# I don't understand the solution posted by the user

I don’t understand this line of code. Can someone help explain what is going on? Check the comment after the for loops.

``````function filteredArray(arr, elem) {
let newArr = [];

for (let i = 0; i < arr.length; i++) {
//This is the part I don't understand. Why are we asigning -1 to elem? That's not removing the elem from the array, but adding it to the array as -1, right? I don't get it.
if (arr[i].indexOf(elem) == -1) {
newArr.push(arr[i]);
}
}
return newArr;
}
console.log(filteredArray([[3, 2, 3], [1, 6, 3], [3, 13, 26], [19, 3, 9]], 3));
``````

Challenge: Iterate Through All an Array’s Items Using For Loops

That’s not an assignment, it’s a comparison.
`=` is the assignment operator
`==` is the comparison operator for loose equality
`===` is the comparison operator for strict equality

So now this code:

``````(arr[i].indexOf(elem) == -1)
``````

checks if `arr[i].indexOf(elem)` is equal to `-1`

Here’s a link that explains what the `.indexOf` method returns:

1 Like

This is the assignment " Modify the function, using a `for` loop, to return a filtered version of the passed array such that any array nested within `arr` containing `elem` has been removed."

If arr contains elem(which is 3)…if this array [1,2,3] contains elem, we want to replace it with -1?

I thought the instructions say “if the number 3 is in the array (elem), remove it from arr.” In other words, we wouldn’t be removing the elem (3), it would be replaced with -1. Why does that work?

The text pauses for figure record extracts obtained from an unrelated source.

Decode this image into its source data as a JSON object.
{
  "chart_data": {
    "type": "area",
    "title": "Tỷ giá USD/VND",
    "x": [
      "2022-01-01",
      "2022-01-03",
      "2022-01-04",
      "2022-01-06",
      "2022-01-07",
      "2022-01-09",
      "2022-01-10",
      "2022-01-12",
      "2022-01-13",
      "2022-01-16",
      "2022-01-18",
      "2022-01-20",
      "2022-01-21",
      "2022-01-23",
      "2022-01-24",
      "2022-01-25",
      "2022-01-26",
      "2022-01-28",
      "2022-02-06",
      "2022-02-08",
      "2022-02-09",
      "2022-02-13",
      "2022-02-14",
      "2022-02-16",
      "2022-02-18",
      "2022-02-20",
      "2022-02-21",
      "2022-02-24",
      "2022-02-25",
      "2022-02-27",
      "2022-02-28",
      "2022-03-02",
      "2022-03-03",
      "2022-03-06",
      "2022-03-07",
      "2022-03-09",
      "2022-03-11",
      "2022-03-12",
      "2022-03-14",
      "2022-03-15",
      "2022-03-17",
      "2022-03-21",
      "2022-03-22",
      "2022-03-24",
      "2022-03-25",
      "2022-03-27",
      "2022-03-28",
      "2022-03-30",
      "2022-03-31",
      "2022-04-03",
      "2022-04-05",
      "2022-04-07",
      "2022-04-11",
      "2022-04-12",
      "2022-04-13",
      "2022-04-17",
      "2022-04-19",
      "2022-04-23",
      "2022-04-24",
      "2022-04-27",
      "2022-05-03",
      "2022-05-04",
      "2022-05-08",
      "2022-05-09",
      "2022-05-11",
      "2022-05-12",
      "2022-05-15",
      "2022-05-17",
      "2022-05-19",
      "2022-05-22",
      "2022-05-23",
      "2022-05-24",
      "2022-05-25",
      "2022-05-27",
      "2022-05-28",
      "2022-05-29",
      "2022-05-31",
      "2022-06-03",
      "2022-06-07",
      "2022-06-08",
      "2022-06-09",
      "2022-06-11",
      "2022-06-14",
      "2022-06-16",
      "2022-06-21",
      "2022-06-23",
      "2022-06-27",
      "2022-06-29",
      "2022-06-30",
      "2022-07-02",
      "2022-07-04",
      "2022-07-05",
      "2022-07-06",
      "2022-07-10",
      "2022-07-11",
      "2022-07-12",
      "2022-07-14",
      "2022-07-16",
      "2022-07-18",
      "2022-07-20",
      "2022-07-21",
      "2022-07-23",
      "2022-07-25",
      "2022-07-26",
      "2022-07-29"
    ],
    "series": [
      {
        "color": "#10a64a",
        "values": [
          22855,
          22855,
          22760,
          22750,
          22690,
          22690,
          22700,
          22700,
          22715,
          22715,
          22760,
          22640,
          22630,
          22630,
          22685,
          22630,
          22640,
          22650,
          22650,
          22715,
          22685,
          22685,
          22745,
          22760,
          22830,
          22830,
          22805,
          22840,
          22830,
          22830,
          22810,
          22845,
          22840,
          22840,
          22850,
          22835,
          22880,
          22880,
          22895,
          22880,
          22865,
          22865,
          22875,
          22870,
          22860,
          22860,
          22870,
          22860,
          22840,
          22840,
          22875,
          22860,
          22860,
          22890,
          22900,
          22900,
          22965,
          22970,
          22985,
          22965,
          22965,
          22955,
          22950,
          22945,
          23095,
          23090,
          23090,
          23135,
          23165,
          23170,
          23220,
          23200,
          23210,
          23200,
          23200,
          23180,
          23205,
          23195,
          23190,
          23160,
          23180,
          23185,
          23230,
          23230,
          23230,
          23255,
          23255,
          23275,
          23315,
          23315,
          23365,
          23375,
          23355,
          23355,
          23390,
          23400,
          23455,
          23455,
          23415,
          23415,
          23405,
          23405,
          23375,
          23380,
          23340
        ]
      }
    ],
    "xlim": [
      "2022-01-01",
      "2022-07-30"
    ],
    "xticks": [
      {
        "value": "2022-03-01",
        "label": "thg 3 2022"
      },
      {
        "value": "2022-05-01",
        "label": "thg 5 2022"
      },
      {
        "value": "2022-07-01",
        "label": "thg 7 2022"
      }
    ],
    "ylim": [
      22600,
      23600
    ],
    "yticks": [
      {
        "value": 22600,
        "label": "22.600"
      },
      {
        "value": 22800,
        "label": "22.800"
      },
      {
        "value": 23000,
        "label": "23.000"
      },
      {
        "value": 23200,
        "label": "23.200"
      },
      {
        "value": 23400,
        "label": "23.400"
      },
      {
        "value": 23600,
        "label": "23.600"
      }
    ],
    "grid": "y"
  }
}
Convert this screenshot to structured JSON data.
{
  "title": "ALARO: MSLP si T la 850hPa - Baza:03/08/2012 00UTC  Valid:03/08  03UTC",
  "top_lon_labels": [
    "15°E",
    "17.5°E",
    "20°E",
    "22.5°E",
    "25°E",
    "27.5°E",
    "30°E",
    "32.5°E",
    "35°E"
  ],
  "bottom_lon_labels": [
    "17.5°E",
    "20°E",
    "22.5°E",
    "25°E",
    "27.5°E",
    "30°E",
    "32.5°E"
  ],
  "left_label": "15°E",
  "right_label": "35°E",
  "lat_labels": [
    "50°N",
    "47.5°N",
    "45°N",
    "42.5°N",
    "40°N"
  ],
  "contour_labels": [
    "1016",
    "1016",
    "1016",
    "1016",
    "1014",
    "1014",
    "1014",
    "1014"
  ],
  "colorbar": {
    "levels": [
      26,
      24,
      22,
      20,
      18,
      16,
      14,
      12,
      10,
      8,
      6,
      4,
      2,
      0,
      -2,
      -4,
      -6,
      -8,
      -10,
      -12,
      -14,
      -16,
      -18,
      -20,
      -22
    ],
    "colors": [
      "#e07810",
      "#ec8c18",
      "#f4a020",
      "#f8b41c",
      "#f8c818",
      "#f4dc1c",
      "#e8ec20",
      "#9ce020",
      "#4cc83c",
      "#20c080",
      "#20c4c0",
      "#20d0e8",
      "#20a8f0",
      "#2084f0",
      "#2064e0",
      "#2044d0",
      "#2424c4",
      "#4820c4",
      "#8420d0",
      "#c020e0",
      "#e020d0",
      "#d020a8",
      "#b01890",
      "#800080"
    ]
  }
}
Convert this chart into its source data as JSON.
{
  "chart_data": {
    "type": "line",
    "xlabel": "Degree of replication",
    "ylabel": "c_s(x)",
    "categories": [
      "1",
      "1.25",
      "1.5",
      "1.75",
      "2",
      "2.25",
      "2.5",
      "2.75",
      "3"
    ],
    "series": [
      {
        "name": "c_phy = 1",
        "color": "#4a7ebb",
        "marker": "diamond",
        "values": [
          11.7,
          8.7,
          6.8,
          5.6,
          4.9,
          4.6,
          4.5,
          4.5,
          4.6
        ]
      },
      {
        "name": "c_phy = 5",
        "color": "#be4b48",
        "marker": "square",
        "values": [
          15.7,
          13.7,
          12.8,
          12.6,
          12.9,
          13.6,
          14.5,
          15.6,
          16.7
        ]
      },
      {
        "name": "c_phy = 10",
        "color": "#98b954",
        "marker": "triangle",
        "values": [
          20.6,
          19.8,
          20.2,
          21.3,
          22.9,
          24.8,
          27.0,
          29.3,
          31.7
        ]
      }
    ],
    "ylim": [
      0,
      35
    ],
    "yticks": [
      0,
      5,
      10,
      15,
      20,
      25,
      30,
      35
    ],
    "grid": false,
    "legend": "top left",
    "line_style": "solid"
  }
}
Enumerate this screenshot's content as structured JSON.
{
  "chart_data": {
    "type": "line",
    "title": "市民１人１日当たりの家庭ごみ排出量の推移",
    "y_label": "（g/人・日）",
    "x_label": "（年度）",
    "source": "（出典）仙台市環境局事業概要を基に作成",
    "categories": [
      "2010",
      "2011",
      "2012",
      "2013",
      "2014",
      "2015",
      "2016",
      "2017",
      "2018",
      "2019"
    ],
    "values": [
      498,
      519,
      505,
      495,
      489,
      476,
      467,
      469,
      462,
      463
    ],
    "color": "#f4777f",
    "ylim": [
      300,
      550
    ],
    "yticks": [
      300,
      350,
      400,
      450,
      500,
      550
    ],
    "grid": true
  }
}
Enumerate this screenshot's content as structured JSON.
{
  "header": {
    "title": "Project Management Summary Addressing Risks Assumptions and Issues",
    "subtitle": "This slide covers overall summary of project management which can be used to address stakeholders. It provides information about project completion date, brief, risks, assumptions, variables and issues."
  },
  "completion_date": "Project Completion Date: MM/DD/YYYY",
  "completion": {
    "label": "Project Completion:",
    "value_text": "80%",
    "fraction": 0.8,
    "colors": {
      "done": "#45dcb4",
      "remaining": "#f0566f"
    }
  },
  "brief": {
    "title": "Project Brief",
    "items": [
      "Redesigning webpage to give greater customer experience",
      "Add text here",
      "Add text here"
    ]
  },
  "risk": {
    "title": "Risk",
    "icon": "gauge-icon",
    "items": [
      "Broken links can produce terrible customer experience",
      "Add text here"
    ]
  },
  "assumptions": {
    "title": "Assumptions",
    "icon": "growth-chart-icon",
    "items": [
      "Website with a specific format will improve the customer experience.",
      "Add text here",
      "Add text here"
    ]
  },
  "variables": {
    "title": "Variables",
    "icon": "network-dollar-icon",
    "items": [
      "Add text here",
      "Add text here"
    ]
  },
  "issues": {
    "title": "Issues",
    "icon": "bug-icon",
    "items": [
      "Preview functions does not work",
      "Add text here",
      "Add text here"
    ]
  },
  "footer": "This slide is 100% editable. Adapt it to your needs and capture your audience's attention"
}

Is there not a way to remove the 3 from the array?

I guess you could remove it by saying .pop(elem) if it exists in arr. But I haven’t tried that yet.

The logic doesn’t rely on removing anything from the original array that’s passed to the function. Instead, the function builds and returns a new array with all the valid subarrays. Nothing is replaced with `-1` anywhere. I’ll add comments to the solution to make it clearer:

``````function filteredArray(arr, elem) {
let newArr = [];

for (let i = 0; i < arr.length; i++) { // each step of the loop looks at one of the subarrays
if (arr[i].indexOf(elem) == -1) { // if elem is not included in the current subarray, ...
newArr.push(arr[i]); // ...push this subarray to our array of valid items
}
}
return newArr; // return the array with valid items
}
``````

That’s why the example you’ve posted returns an empty array. The loop goes through all subarrays and checks if `3` is included in them. As `3` can be found in all of them, the if-statement is never true, and nothing gets pushed to the array of valid subarrays (`newArr`).